The live view in Setup shows the 20 most recent changes. For a broader picture, you can download the log as a CSV, which provides up to 180 days of change history in a format you can filter, sort, and share.

It’s important to note that Audit Trail is a rolling window, not a permanent archive. Anything older than 180 days is not retained. If your organisation needs long‑term audit history for compliance, you should export and archive the log regularly.

Each entry includes the date and time of the change, the user who made it, the section of Setup where the change occurred, and a plain‑language description of exactly what was changed.

Setup Audit Trail records configuration changes, not data changes. If a user edits a record, that doesn’t appear here. For field level data change history on records, that’s handled by Field History Tracking, a related but separate feature.

You’ll use Setup Audit Trail most often after deployments, when users report unexpected behaviour, during admin or developer offboarding, and as part of your regular org health review.

Login History is a native Salesforce tool that records every login attempt to your org; successful or failed. It shows who tried to log in, when, from where, and how. For any org with real users and real data, reviewing login activity regularly is a simple but important security and administration habit.

Navigate here: Setup → Quick Find → Login History

Salesforce Login History Image

Each entry shows the username, whether the login succeeded or failed, the date and time of the attempt, the originating IP address, the login type (username/password, SSO, API, or Lightning), and the client used (browser, Salesforce mobile app, Data Loader, or another tool). Failed attempts include a plain‑language status such as Invalid Password or IP Restricted.

If you only need to review activity for a specific user, you can also access their individual login history directly from their User record.

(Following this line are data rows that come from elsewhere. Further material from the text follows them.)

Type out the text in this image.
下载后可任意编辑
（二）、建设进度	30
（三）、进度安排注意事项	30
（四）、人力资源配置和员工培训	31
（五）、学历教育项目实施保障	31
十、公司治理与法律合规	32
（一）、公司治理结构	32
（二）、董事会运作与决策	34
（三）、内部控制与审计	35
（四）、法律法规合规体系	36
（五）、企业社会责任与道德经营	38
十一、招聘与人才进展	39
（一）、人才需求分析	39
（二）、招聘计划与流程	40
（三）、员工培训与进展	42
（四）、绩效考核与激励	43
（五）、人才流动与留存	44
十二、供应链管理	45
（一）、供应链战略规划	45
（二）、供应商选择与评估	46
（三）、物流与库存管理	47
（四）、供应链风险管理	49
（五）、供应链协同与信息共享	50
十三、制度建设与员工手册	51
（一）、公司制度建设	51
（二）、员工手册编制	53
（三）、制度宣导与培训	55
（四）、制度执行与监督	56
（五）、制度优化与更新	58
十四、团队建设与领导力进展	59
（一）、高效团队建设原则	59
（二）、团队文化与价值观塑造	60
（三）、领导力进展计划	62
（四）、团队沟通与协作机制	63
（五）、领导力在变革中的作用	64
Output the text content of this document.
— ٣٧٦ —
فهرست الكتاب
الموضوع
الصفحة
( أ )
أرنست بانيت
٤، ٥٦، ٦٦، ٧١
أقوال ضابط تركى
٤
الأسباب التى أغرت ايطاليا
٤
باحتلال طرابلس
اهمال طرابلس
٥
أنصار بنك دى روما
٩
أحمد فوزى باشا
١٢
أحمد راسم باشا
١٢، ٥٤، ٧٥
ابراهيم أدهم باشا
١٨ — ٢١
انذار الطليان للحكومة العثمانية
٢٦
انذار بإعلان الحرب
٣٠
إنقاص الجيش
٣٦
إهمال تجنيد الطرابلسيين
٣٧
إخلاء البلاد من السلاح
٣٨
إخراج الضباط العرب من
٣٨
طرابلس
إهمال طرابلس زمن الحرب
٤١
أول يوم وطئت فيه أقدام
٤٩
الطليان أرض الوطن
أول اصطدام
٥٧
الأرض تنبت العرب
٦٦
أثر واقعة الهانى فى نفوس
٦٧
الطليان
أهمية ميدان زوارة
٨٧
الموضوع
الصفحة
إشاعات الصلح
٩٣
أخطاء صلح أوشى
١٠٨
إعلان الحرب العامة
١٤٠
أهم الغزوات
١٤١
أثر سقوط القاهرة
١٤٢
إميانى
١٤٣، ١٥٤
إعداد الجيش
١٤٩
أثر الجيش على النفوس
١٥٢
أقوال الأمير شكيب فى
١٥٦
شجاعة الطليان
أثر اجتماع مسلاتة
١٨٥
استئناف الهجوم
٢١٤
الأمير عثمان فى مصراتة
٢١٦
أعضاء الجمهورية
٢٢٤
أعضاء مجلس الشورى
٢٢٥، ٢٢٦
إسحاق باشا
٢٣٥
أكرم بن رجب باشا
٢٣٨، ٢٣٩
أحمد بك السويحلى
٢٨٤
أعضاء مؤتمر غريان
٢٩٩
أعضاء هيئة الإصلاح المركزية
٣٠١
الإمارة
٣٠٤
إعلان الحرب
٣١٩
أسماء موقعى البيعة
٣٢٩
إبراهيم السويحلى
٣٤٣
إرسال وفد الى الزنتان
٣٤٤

Login History becomes far more useful once you know the patterns worth paying attention to. A sudden spike in failed login attempts for a single user may indicate a brute‑force attempt or simply a locked‑out user who needs help. Logins from unfamiliar IP addresses or unexpected regions are worth investigating, especially for admin accounts. API or Data Loader logins from users who shouldn’t be performing bulk operations are another signal to follow up on.

Login History retains data for six months. It’s a rolling window, not a permanent archive. If your organisation has compliance requirements around access logging, export and archive the data regularly.

Login History also only shows authentication events, it tells you someone logged in, not what they did once inside. For a full picture of user activity, Login History works alongside Event Monitoring (an additional licensed feature) which captures page views, report exports, API calls, and more.

Check Login History after a security incident or suspected unauthorised access, when deactivating a user to confirm their last login and whether active sessions need clearing, during regular org health reviews to identify dormant accounts still consuming licences, and whenever a user reports being locked out so you can quickly see the failed attempts and their source.

Salesforce orgs have defined limits on data storage, file storage, and API usage. These limits don’t announce themselves, and the consequences of hitting them vary. A storage limit is a hard stop that prevents record saves and imports outright, while API limits are more nuanced, behaving as soft thresholds in production orgs before a hard system cap kicks in above them. What they share is that none of them give you much warning. Understanding what limits exist and how to monitor them before they become a problem is a core admin responsibility.

Navigate here: Setup → Quick Find → Storage Usage

Salesforce Storage Usage Image

Measured in MB or GB depending on your edition and is consumed by every record in your org, standard and custom objects alike. Orgs can hit this limit without warning, especially those that have been running for years without archiving or cleanup, or after a large data migration.

Data storage is calculated per record, not per field, so even objects with many empty fields still consume the same storage as one with hundreds of fields filled in. This often surprises teams who assume “lightweight” records take up less space.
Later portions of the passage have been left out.